L'Ivg può essere praticata dopo i primi 90 giorni quando la gravidanza o il
parto comportino un grave pericolo per la vita della donna, oppure quando
siano state accertate gravi anomalie del feto che potrebbero danneggiare la
salute psicofisica della donna. In entrambi i casi, lo stato patologico deve
essere accertato e documentato da un medico del servizio ostetrico e
ginecologico che pratica l'intervento, che può avvalersi della
collaborazione di specialisti.
La richiesta di Ivg è effettuata personalmente dalla donna. Nel caso delle
minorenni, è necessario l'assenso da parte di chi esercita la potestà o la
tutela. Tuttavia se, entro i primi 90 giorni, chi esercita la potestà o la
tutela è difficilmente consultabile o si rifiuta di dare l'assenso, è
possibile ricorrere al giudice tutelare. Nel caso in cui la donna sia stata
interdetta per infermità di mente, la richiesta di intervento deve essere
fatta anche dal suo tutore o dal marito, che non sia legalmente separato.
La legge indica chiaramente che l'interruzione volontaria della gravidanza
non è un mezzo per il controllo delle nascite. Pertanto, il medico che
esegue l'intervento è tenuto a fornire alla donna tutte le informazioni e le
indicazioni sulla regolazione delle nascite, oltre che sui procedimenti
abortivi. Inoltre, la Regioni promuovono a loro volta l'aggiornamento del
personale sanitario sui problemi della procreazione cosciente e
responsabile, sui metodi anticoncezionali, sull'uso delle tecniche più
moderne e meno rischiose per l'interruzione della gravidanza.

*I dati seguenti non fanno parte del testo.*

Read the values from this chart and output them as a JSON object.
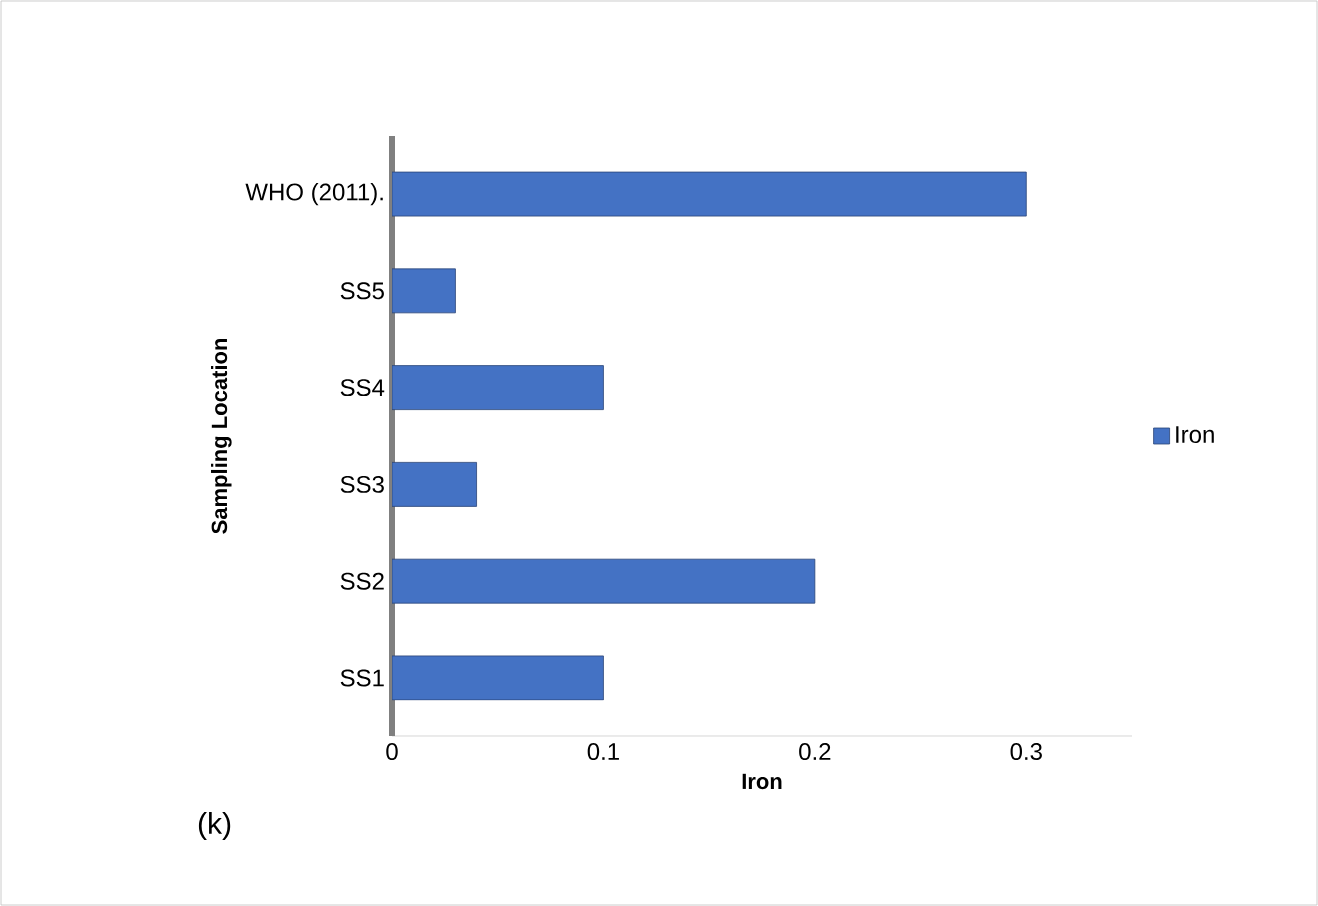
{
  "chart_data": {
    "type": "bar",
    "orientation": "horizontal",
    "xlabel": "Iron",
    "ylabel": "Sampling Location",
    "categories": [
      "WHO (2011).",
      "SS5",
      "SS4",
      "SS3",
      "SS2",
      "SS1"
    ],
    "series": [
      {
        "name": "Iron",
        "color": "#4472c4",
        "values": [
          0.3,
          0.03,
          0.1,
          0.04,
          0.2,
          0.1
        ]
      }
    ],
    "xlim": [
      0,
      0.35
    ],
    "xticks": [
      0,
      0.1,
      0.2,
      0.3
    ],
    "grid": false,
    "legend": "right",
    "annotations": [
      "(k)"
    ]
  }
}
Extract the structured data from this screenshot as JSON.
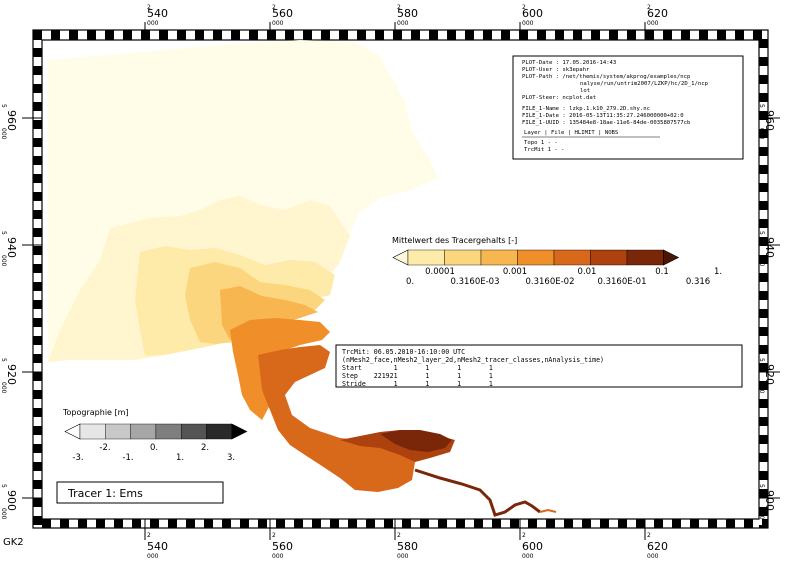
{
  "frame": {
    "x_ticks": [
      {
        "top": "2",
        "main": "540",
        "sub": "000"
      },
      {
        "top": "2",
        "main": "560",
        "sub": "000"
      },
      {
        "top": "2",
        "main": "580",
        "sub": "000"
      },
      {
        "top": "2",
        "main": "600",
        "sub": "000"
      },
      {
        "top": "2",
        "main": "620",
        "sub": "000"
      }
    ],
    "y_ticks": [
      {
        "top": "5",
        "main": "960",
        "sub": "000"
      },
      {
        "top": "5",
        "main": "940",
        "sub": "000"
      },
      {
        "top": "5",
        "main": "920",
        "sub": "000"
      },
      {
        "top": "5",
        "main": "900",
        "sub": "000"
      }
    ],
    "projection_label": "GK2"
  },
  "info_box": {
    "plot_date": "PLOT-Date : 17.05.2016-14:43",
    "plot_user": "PLOT-User : sk3epahr",
    "plot_path_1": "PLOT-Path : /net/themis/system/akprog/examples/ncp",
    "plot_path_2": "nalyse/run/untrim2007/LZKP/hc/2D_1/ncp",
    "plot_path_3": "lot",
    "plot_steer": "PLOT-Steer: ncplot.dat",
    "file_name": "FILE_1-Name : lzkp.1.k10_279.2D.shy.nc",
    "file_date": "FILE_1-Date : 2016-05-13T11:35:27.246000000+02:0",
    "file_uuid": "FILE_1-UUID : 135484e8-18ae-11e6-84de-0035807577cb",
    "table_header": "Layer | File | HLIMIT | NOBS",
    "row_topo": "Topo      1      -       -",
    "row_trcmit": "TrcMit    1      -       -"
  },
  "tracer_legend": {
    "title": "Mittelwert des Tracergehalts [-]",
    "colors": [
      "#fff8dc",
      "#feeba9",
      "#fcd67f",
      "#f8b650",
      "#f08f2a",
      "#d8691b",
      "#ad420f",
      "#7a2608",
      "#4a1503"
    ],
    "labels_upper": [
      "0.0001",
      "0.001",
      "0.01",
      "0.1",
      "1."
    ],
    "labels_lower": [
      "0.",
      "0.3160E-03",
      "0.3160E-02",
      "0.3160E-01",
      "0.316"
    ]
  },
  "topo_legend": {
    "title": "Topographie [m]",
    "colors": [
      "#ffffff",
      "#e6e6e6",
      "#c8c8c8",
      "#a6a6a6",
      "#7e7e7e",
      "#545454",
      "#2a2a2a",
      "#000000"
    ],
    "labels_upper": [
      "-2.",
      "0.",
      "2."
    ],
    "labels_lower": [
      "-3.",
      "-1.",
      "1.",
      "3."
    ]
  },
  "time_box": {
    "line1": "TrcMit: 06.05.2010-16:10:00 UTC",
    "line2": "(nMesh2_face,nMesh2_layer_2d,nMesh2_tracer_classes,nAnalysis_time)",
    "line3": "Start        1       1       1       1",
    "line4": "Step    221921       1       1       1",
    "line5": "Stride       1       1       1       1"
  },
  "tracer_label": "Tracer 1: Ems"
}
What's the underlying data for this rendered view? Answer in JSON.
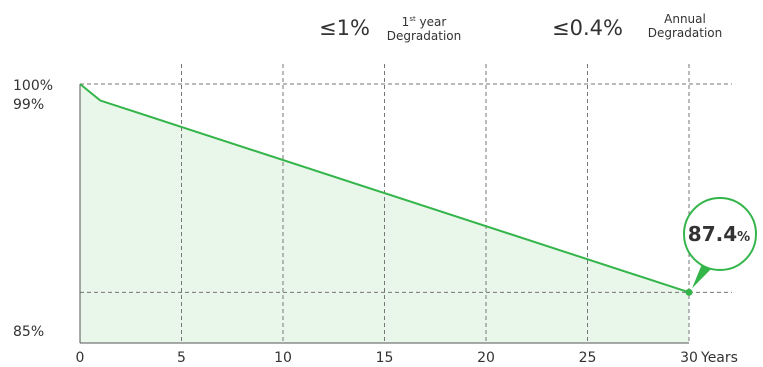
{
  "header": {
    "first_year_value": "≤1%",
    "first_year_sup_number": "1",
    "first_year_sup_suffix": "st",
    "first_year_word": "year",
    "first_year_label_line2": "Degradation",
    "annual_value": "≤0.4%",
    "annual_label_line1": "Annual",
    "annual_label_line2": "Degradation"
  },
  "chart_data": {
    "type": "area",
    "x": [
      0,
      1,
      30
    ],
    "y": [
      100,
      99,
      87.4
    ],
    "xlim": [
      0,
      30
    ],
    "ylim": [
      85,
      100
    ],
    "x_ticks": [
      "0",
      "5",
      "10",
      "15",
      "20",
      "25",
      "30"
    ],
    "x_tick_values": [
      0,
      5,
      10,
      15,
      20,
      25,
      30
    ],
    "x_unit": "Years",
    "y_tick_labels": [
      "100%",
      "99%",
      "85%"
    ],
    "y_tick_values": [
      100,
      99,
      85
    ],
    "grid": true,
    "end_callout": {
      "value": "87.4",
      "unit": "%"
    },
    "colors": {
      "line": "#33b54a",
      "fill": "#e9f6ea",
      "grid": "#777777",
      "axis": "#555555",
      "callout_border": "#33b54a"
    }
  }
}
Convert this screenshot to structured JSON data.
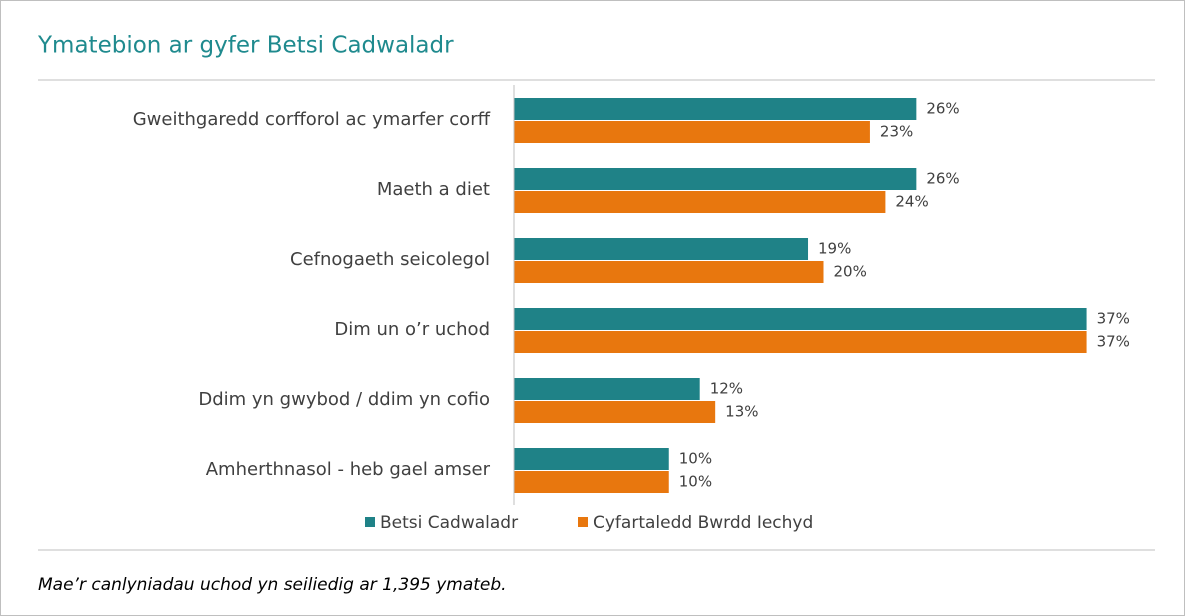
{
  "chart_data": {
    "type": "hbar",
    "title": "Ymatebion ar gyfer Betsi Cadwaladr",
    "categories": [
      "Gweithgaredd corfforol ac ymarfer corff",
      "Maeth a diet",
      "Cefnogaeth seicolegol",
      "Dim un o’r uchod",
      "Ddim yn gwybod / ddim yn cofio",
      "Amherthnasol - heb gael amser"
    ],
    "series": [
      {
        "name": "Betsi Cadwaladr",
        "color": "#1f8287",
        "values": [
          26,
          26,
          19,
          37,
          12,
          10
        ],
        "value_labels": [
          "26%",
          "26%",
          "19%",
          "37%",
          "12%",
          "10%"
        ]
      },
      {
        "name": "Cyfartaledd Bwrdd Iechyd",
        "color": "#e8770e",
        "values": [
          23,
          24,
          20,
          37,
          13,
          10
        ],
        "value_labels": [
          "23%",
          "24%",
          "20%",
          "37%",
          "13%",
          "10%"
        ]
      }
    ],
    "xlim": [
      0,
      40
    ],
    "legend": "bottom",
    "note": "Mae’r canlyniadau uchod yn seiliedig ar 1,395 ymateb."
  }
}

Parallelamente, vengono promossi corsi e incontri di approfondimento sulle
tematiche dell'educazione sessuale, della contraccezione, della gravidanza,
rivolti anche al pubblico.
La legge prevede che ogni anno il ministro della salute presenti al
parlamento una
relazione sul fenomeno dell'Ivg in Italia, che comprenda anche gli
aspetti della prevenzione. I dati sono attualmente raccolti, analizzati e
pubblicati dall’Istituto superiore di sanità (Sistema di sorveglianza
epidemiologica), dal ministero della Salute e dall’Istat. Per favorire la
diffusione delle informazioni, la relazione viene trasmessa alle Regioni, a
cui si raccomanda di organizzare incontri per gli operatori sanitari per
discutere il quadro epidemiologico e formulare proposte operative alla luce
dei dati e delle raccomandazioni nazionali.
Il ruolo dei consultori
Secondo la legge 194, i
consultori familiari (istituiti dalla legge 405 del 1975) hanno un ruolo
fondamentale nell'assistenza alle donne che decidono di ricorrere all'Ivg.
Anche il
Progetto obiettivo materno infantile (Pomi), adottato nel 2000, assegna
un ruolo strategico centrale ai consultori familiari nella promozione e
tutela della salute della donna e dell’età evolutiva.
I consultori, che sono strutture specificamente deputate alla promozione
della salute riproduttiva, hanno infatti tra i loro compiti:
Nonostante la specifica indicazione della legge, poche donne si
rivolgono ai consultori per ottenere la certificazione per l'Ivg. In questi
anni, infatti, soltanto il 25-33% dei certificati è stato rilasciato dai
medici consultoriali. Una possibile ragione è che i consultori sono in
genere scarsamente integrati con le altre strutture sanitarie. Al Sud,
questa carenza è accentuata dalla scarsa presenza di consultori sul
territorio e dalla presenza ridotta di medici abilitati a rilasciare la
certificazione.
In quelle Regioni dove invece la politica sanitaria ha favorito il ruolo dei
consultori per la prenotazione delle analisi pre-Ivg e per l'intervento, il
ricorso a queste strutture per la certificazione è salito addirittura
all'85%. In questo modo è stata favorita anche l'attuazione dei programmi di
prevenzione e il tasso di abortività è diminuito più rapidamente.